City of Carthage
The scorching sun was unbearable within the fortified walls surrounding the City of Carthage that day some two thousands years ago. I walked upon the ruins while the city was still burning to the ground. I could feel the heat from the flaming barricades as I passed by. Columns of black smoke filled the air. The stench of death was everywhere. Every street, every building, every home, and every temple had become a battlefield, a killing field, a graveyard where tens of thousands of the dead lay unburied. There was no mercy for those who surrendered—if not executed, then sold into slavery was their fate.
What is this?" I asked in a language not of my own. My eyes were glazed over by the misery that lied before me.

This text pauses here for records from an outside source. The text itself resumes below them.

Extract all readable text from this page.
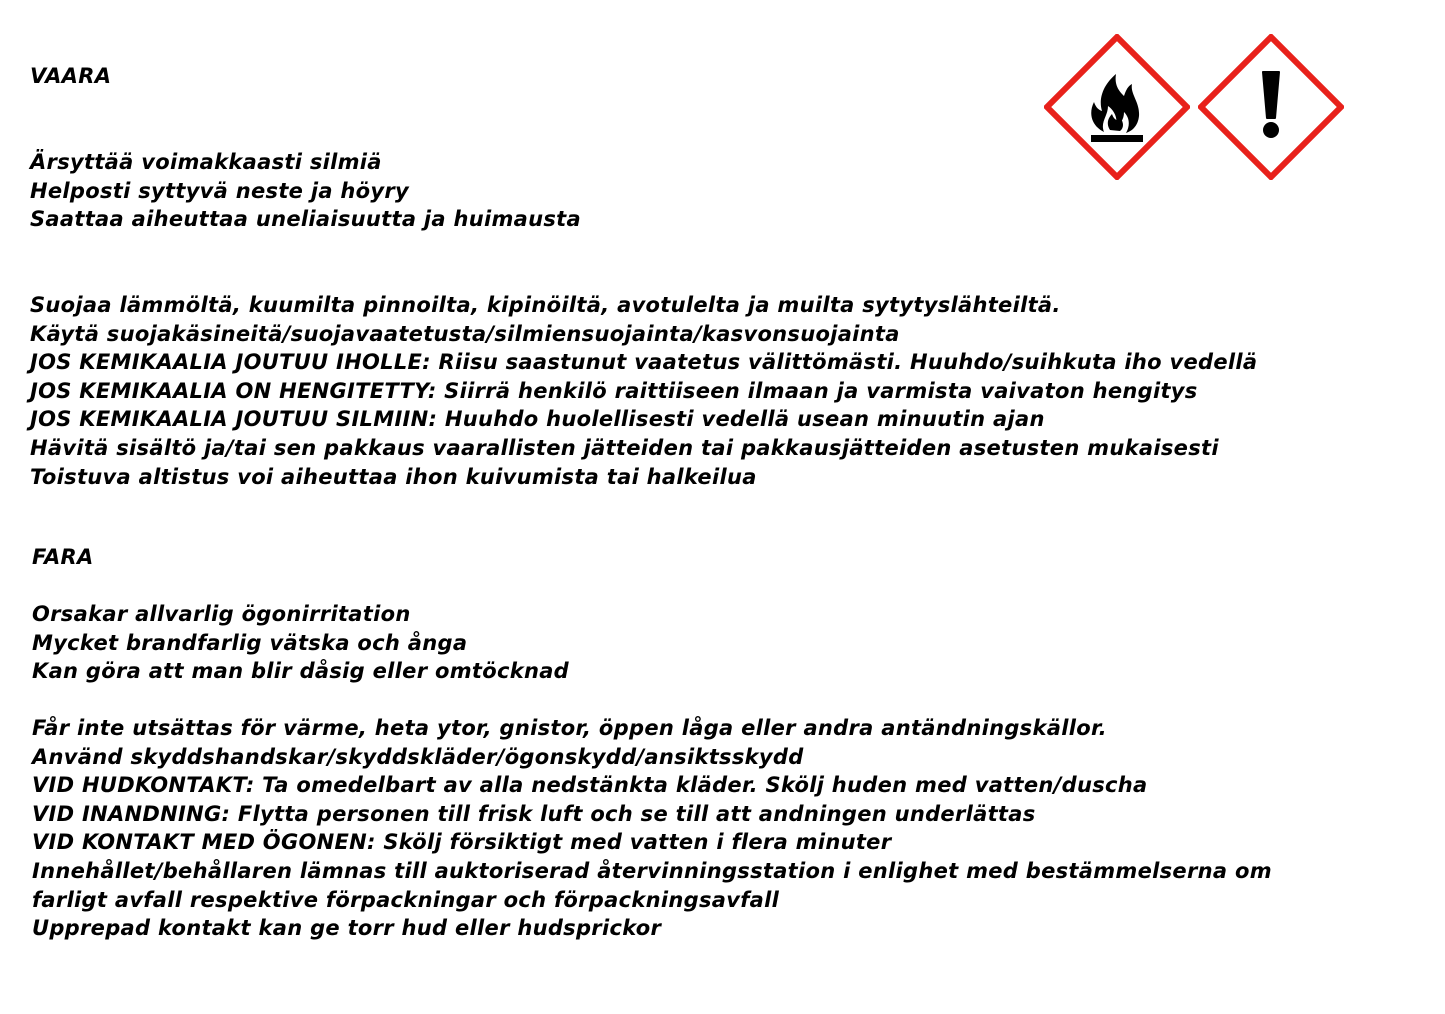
VAARA
Ärsyttää voimakkaasti silmiä
Helposti syttyvä neste ja höyry
Saattaa aiheuttaa uneliaisuutta ja huimausta
Suojaa lämmöltä, kuumilta pinnoilta, kipinöiltä, avotulelta ja muilta sytytyslähteiltä.
Käytä suojakäsineitä/suojavaatetusta/silmiensuojainta/kasvonsuojainta
JOS KEMIKAALIA JOUTUU IHOLLE: Riisu saastunut vaatetus välittömästi. Huuhdo/suihkuta iho vedellä
JOS KEMIKAALIA ON HENGITETTY: Siirrä henkilö raittiiseen ilmaan ja varmista vaivaton hengitys
JOS KEMIKAALIA JOUTUU SILMIIN: Huuhdo huolellisesti vedellä usean minuutin ajan
Hävitä sisältö ja/tai sen pakkaus vaarallisten jätteiden tai pakkausjätteiden asetusten mukaisesti
Toistuva altistus voi aiheuttaa ihon kuivumista tai halkeilua
FARA
Orsakar allvarlig ögonirritation
Mycket brandfarlig vätska och ånga
Kan göra att man blir dåsig eller omtöcknad
Får inte utsättas för värme, heta ytor, gnistor, öppen låga eller andra antändningskällor.
Använd skyddshandskar/skyddskläder/ögonskydd/ansiktsskydd
VID HUDKONTAKT: Ta omedelbart av alla nedstänkta kläder. Skölj huden med vatten/duscha
VID INANDNING: Flytta personen till frisk luft och se till att andningen underlättas
VID KONTAKT MED ÖGONEN: Skölj försiktigt med vatten i flera minuter
Innehållet/behållaren lämnas till auktoriserad återvinningsstation i enlighet med bestämmelserna om
farligt avfall respektive förpackningar och förpackningsavfall
Upprepad kontakt kan ge torr hud eller hudsprickor
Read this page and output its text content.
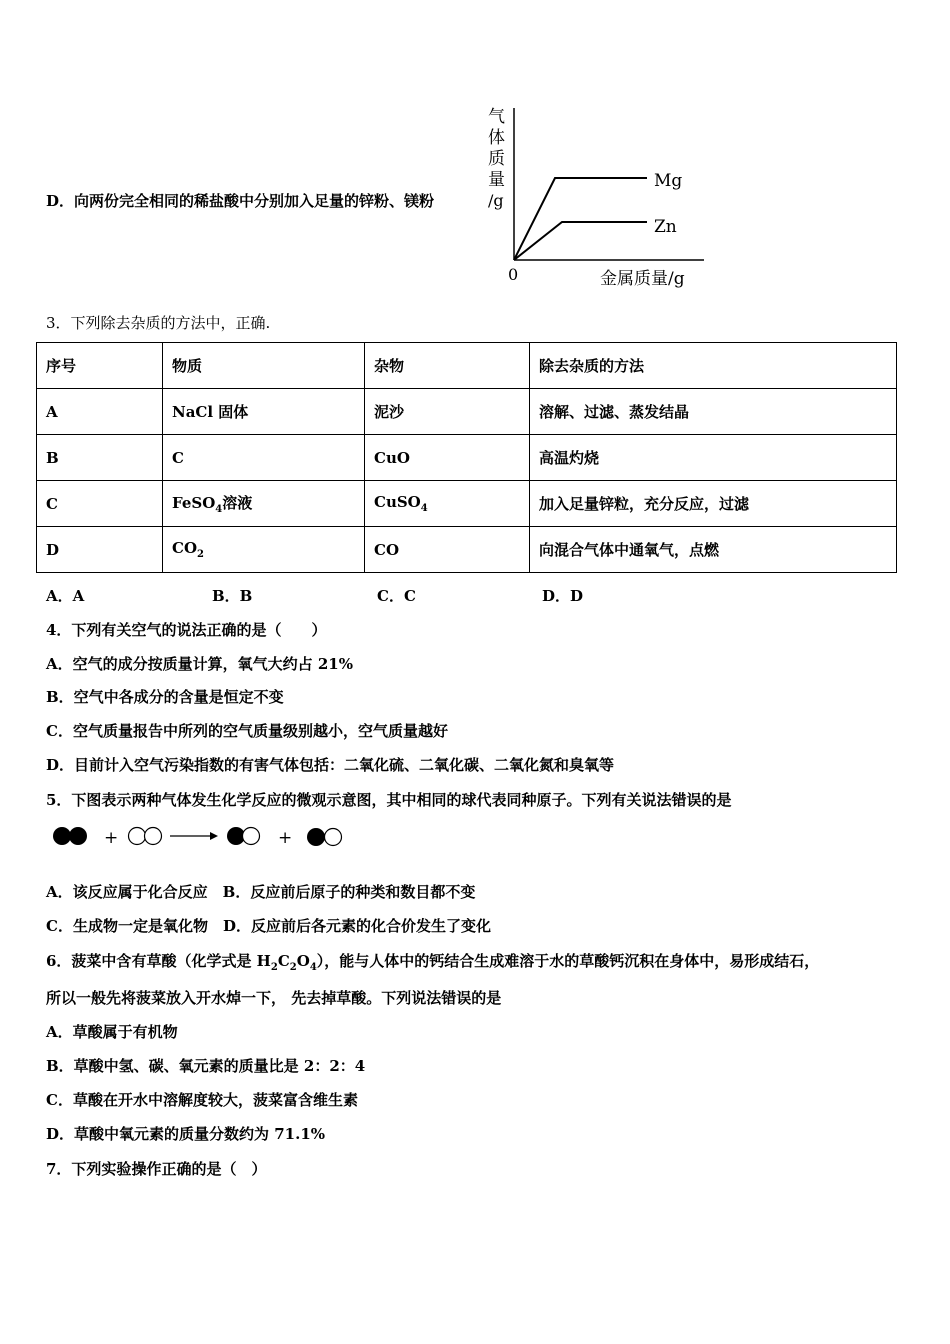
D．向两份完全相同的稀盐酸中分别加入足量的锌粉、镁粉
气
体
质
量
/g
0	金属质量/g
Mg
Zn
3．下列除去杂质的方法中，正确.
序号	物质	杂物	除去杂质的方法
A	NaCl 固体	泥沙	溶解、过滤、蒸发结晶
B	C	CuO	高温灼烧
C	FeSO$_4$溶液	CuSO$_4$	加入足量锌粒，充分反应，过滤
D	$CO_2$	CO	向混合气体中通氧气，点燃
A．A	B．B	C．C	D．D
4．下列有关空气的说法正确的是（　　）
A．空气的成分按质量计算，氧气大约占 21%
B．空气中各成分的含量是恒定不变
C．空气质量报告中所列的空气质量级别越小，空气质量越好
D．目前计入空气污染指数的有害气体包括：二氧化硫、二氧化碳、二氧化氮和臭氧等
5．下图表示两种气体发生化学反应的微观示意图，其中相同的球代表同种原子。下列有关说法错误的是
+	+
A．该反应属于化合反应　B．反应前后原子的种类和数目都不变
C．生成物一定是氧化物　D．反应前后各元素的化合价发生了变化
6．菠菜中含有草酸（化学式是 $H_2C_2O_4$），能与人体中的钙结合生成难溶于水的草酸钙沉积在身体中，易形成结石，
所以一般先将菠菜放入开水焯一下， 先去掉草酸。下列说法错误的是
A．草酸属于有机物
B．草酸中氢、碳、氧元素的质量比是 2：2：4
C．草酸在开水中溶解度较大，菠菜富含维生素
D．草酸中氧元素的质量分数约为 71.1%
7．下列实验操作正确的是（　）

"It's hell here on Earth," an old man answered in his own tongue.
"Hell?" I asked.
"A siege that had lasted two years," he cried, "before the demonic Romans had broken through our defenses and slaughtered my people."

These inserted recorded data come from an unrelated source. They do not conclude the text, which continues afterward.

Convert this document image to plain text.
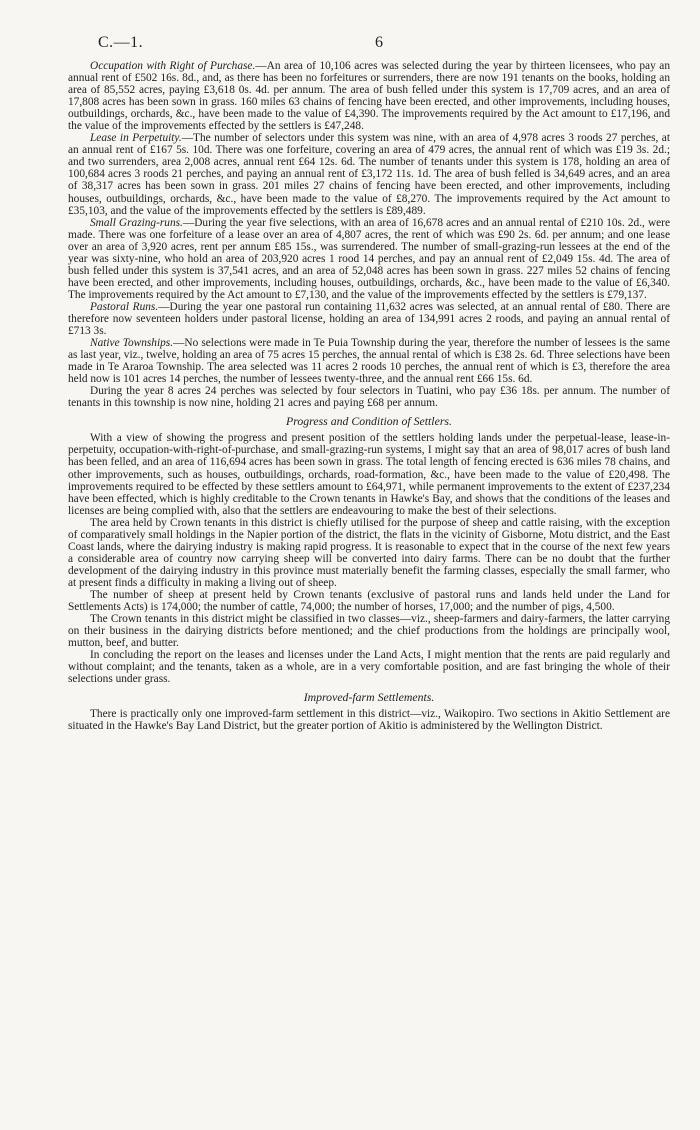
C.—1.	6

Occupation with Right of Purchase.—An area of 10,106 acres was selected during the year by thirteen licensees, who pay an annual rent of £502 16s. 8d., and, as there has been no forfeitures or surrenders, there are now 191 tenants on the books, holding an area of 85,552 acres, paying £3,618 0s. 4d. per annum. The area of bush felled under this system is 17,709 acres, and an area of 17,808 acres has been sown in grass. 160 miles 63 chains of fencing have been erected, and other improvements, including houses, outbuildings, orchards, &c., have been made to the value of £4,390. The improvements required by the Act amount to £17,196, and the value of the improvements effected by the settlers is £47,248.

Lease in Perpetuity.—The number of selectors under this system was nine, with an area of 4,978 acres 3 roods 27 perches, at an annual rent of £167 5s. 10d. There was one forfeiture, covering an area of 479 acres, the annual rent of which was £19 3s. 2d.; and two surrenders, area 2,008 acres, annual rent £64 12s. 6d. The number of tenants under this system is 178, holding an area of 100,684 acres 3 roods 21 perches, and paying an annual rent of £3,172 11s. 1d. The area of bush felled is 34,649 acres, and an area of 38,317 acres has been sown in grass. 201 miles 27 chains of fencing have been erected, and other improvements, including houses, outbuildings, orchards, &c., have been made to the value of £8,270. The improvements required by the Act amount to £35,103, and the value of the improvements effected by the settlers is £89,489.

Small Grazing-runs.—During the year five selections, with an area of 16,678 acres and an annual rental of £210 10s. 2d., were made. There was one forfeiture of a lease over an area of 4,807 acres, the rent of which was £90 2s. 6d. per annum; and one lease over an area of 3,920 acres, rent per annum £85 15s., was surrendered. The number of small-grazing-run lessees at the end of the year was sixty-nine, who hold an area of 203,920 acres 1 rood 14 perches, and pay an annual rent of £2,049 15s. 4d. The area of bush felled under this system is 37,541 acres, and an area of 52,048 acres has been sown in grass. 227 miles 52 chains of fencing have been erected, and other improvements, including houses, outbuildings, orchards, &c., have been made to the value of £6,340. The improvements required by the Act amount to £7,130, and the value of the improvements effected by the settlers is £79,137.

Pastoral Runs.—During the year one pastoral run containing 11,632 acres was selected, at an annual rental of £80. There are therefore now seventeen holders under pastoral license, holding an area of 134,991 acres 2 roods, and paying an annual rental of £713 3s.

Native Townships.—No selections were made in Te Puia Township during the year, therefore the number of lessees is the same as last year, viz., twelve, holding an area of 75 acres 15 perches, the annual rental of which is £38 2s. 6d. Three selections have been made in Te Araroa Township. The area selected was 11 acres 2 roods 10 perches, the annual rent of which is £3, therefore the area held now is 101 acres 14 perches, the number of lessees twenty-three, and the annual rent £66 15s. 6d.

During the year 8 acres 24 perches was selected by four selectors in Tuatini, who pay £36 18s. per annum. The number of tenants in this township is now nine, holding 21 acres and paying £68 per annum.

Progress and Condition of Settlers.

With a view of showing the progress and present position of the settlers holding lands under the perpetual-lease, lease-in-perpetuity, occupation-with-right-of-purchase, and small-grazing-run systems, I might say that an area of 98,017 acres of bush land has been felled, and an area of 116,694 acres has been sown in grass. The total length of fencing erected is 636 miles 78 chains, and other improvements, such as houses, outbuildings, orchards, road-formation, &c., have been made to the value of £20,498. The improvements required to be effected by these settlers amount to £64,971, while permanent improvements to the extent of £237,234 have been effected, which is highly creditable to the Crown tenants in Hawke's Bay, and shows that the conditions of the leases and licenses are being complied with, also that the settlers are endeavouring to make the best of their selections.

The area held by Crown tenants in this district is chiefly utilised for the purpose of sheep and cattle raising, with the exception of comparatively small holdings in the Napier portion of the district, the flats in the vicinity of Gisborne, Motu district, and the East Coast lands, where the dairying industry is making rapid progress. It is reasonable to expect that in the course of the next few years a considerable area of country now carrying sheep will be converted into dairy farms. There can be no doubt that the further development of the dairying industry in this province must materially benefit the farming classes, especially the small farmer, who at present finds a difficulty in making a living out of sheep.

The number of sheep at present held by Crown tenants (exclusive of pastoral runs and lands held under the Land for Settlements Acts) is 174,000; the number of cattle, 74,000; the number of horses, 17,000; and the number of pigs, 4,500.

The Crown tenants in this district might be classified in two classes—viz., sheep-farmers and dairy-farmers, the latter carrying on their business in the dairying districts before mentioned; and the chief productions from the holdings are principally wool, mutton, beef, and butter.

In concluding the report on the leases and licenses under the Land Acts, I might mention that the rents are paid regularly and without complaint; and the tenants, taken as a whole, are in a very comfortable position, and are fast bringing the whole of their selections under grass.

Improved-farm Settlements.

There is practically only one improved-farm settlement in this district—viz., Waikopiro. Two sections in Akitio Settlement are situated in the Hawke's Bay Land District, but the greater portion of Akitio is administered by the Wellington District.
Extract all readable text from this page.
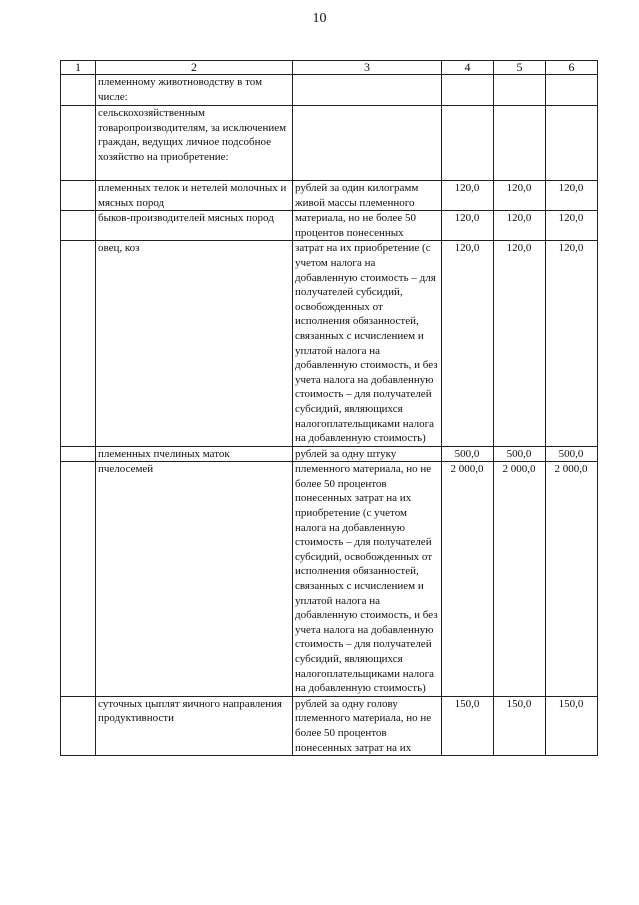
10
1	2	3	4	5	6
	племенному животноводству в том числе:				
	сельскохозяйственным товаропроизводителям, за исключением граждан, ведущих личное подсобное хозяйство на приобретение:				
	племенных телок и нетелей молочных и мясных пород	рублей за один килограмм живой массы племенного	120,0	120,0	120,0
	быков-производителей мясных пород	материала, но не более 50 процентов понесенных	120,0	120,0	120,0
	овец, коз	затрат на их приобретение (с учетом налога на добавленную стоимость – для получателей субсидий, освобожденных от исполнения обязанностей, связанных с исчислением и уплатой налога на добавленную стоимость, и без учета налога на добавленную стоимость – для получателей субсидий, являющихся налогоплательщиками налога на добавленную стоимость)	120,0	120,0	120,0
	племенных пчелиных маток	рублей за одну штуку	500,0	500,0	500,0
	пчелосемей	племенного материала, но не более 50 процентов понесенных затрат на их приобретение (с учетом налога на добавленную стоимость – для получателей субсидий, освобожденных от исполнения обязанностей, связанных с исчислением и уплатой налога на добавленную стоимость, и без учета налога на добавленную стоимость – для получателей субсидий, являющихся налогоплательщиками налога на добавленную стоимость)	2 000,0	2 000,0	2 000,0
	суточных цыплят яичного направления продуктивности	рублей за одну голову племенного материала, но не более 50 процентов понесенных затрат на их	150,0	150,0	150,0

"Oh Carthage, are thou not but a sign for all mankind," I whispered to myself, "a warning to generations to come, the foretelling of the chaos and madness that seize men, a testament of the cruelty of tribe against tribe, nation against nation, race against race, a sign of the lie that we are living?"
"Sir, I think the library is closing," a young woman said as she looked down on me with soft hazel eyes.
"Closing," I asked as I pushed aside the book I was reading—The Warring Culture of the Roman Empire. I had lost track of time since taking refuge at the city library—losing myself in the books housed in the history department.
"Is everything all right," she asked. "You don't look too well."
"It was real hot there,"
"In the City of Carthage,"
"Carthage?" she asked, looking puzzled.
" God is giving me a sign," I said. "A sign about the nature of man."
"What about man's nature?"
"I'm not sure. Perhaps, why we are the way we are—the dark side of ourselves."